|Cas9-specific immune responses compromise local and systemic AAV CRISPR therapy in multiple dystrophic canine models.
|Year of Publication
|CH Hakim, SRP Kumar, DO Pérez-López, NB Wasala, D Zhang, Y Yue, J Teixeira, X Pan, K Zhang, ED Million, CE Nelson, S Metzger, J Han, JA Louderman, F Schmidt, F Feng, D Grimm, BF Smith, G Yao, NN Yang, CA Gersbach, S-J Chen, RW Herzog, and D Duan
Adeno-associated virus (AAV)-mediated CRISPR-Cas9 editing holds promise to treat many diseases.
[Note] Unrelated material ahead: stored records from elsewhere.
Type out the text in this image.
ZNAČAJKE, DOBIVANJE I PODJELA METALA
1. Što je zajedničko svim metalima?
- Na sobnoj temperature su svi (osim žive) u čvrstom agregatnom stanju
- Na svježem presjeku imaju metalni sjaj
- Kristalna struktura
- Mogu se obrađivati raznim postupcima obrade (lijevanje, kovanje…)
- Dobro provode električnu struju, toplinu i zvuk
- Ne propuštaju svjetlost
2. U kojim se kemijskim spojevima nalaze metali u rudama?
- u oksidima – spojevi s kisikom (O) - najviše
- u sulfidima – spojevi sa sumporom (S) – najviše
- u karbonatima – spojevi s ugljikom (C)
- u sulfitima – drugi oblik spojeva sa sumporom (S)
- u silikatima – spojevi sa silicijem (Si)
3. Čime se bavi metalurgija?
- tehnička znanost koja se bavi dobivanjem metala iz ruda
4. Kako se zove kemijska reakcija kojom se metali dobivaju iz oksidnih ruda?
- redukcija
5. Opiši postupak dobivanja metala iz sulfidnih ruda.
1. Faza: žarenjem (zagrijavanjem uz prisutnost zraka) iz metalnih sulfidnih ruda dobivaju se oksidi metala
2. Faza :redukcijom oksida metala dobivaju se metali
The immune response to bacterial-derived Cas9 has been speculated as a hurdle for AAV-CRISPR therapy. However, immunological consequences of AAV-mediated Cas9 expression have thus far not been thoroughly investigated in large mammals. We evaluate Cas9-specific immune responses in canine models of Duchenne muscular dystrophy (DMD) following intramuscular and intravenous AAV-CRISPR therapy. Treatment results initially in robust dystrophin restoration in affected dogs but also induces muscle inflammation, and Cas9-specific humoral and cytotoxic T-lymphocyte (CTL) responses that are not prevented by the muscle-specific promoter and transient prednisolone immune suppression. In normal dogs, AAV-mediated Cas9 expression induces similar, though milder, immune responses. In contrast, other therapeutic (micro-dystrophin and SERCA2a) and reporter (alkaline phosphatase, AP) vectors result in persistent expression without inducing muscle inflammation. Our results suggest Cas9 immunity may represent a critical barrier for AAV-CRISPR therapy in large mammals.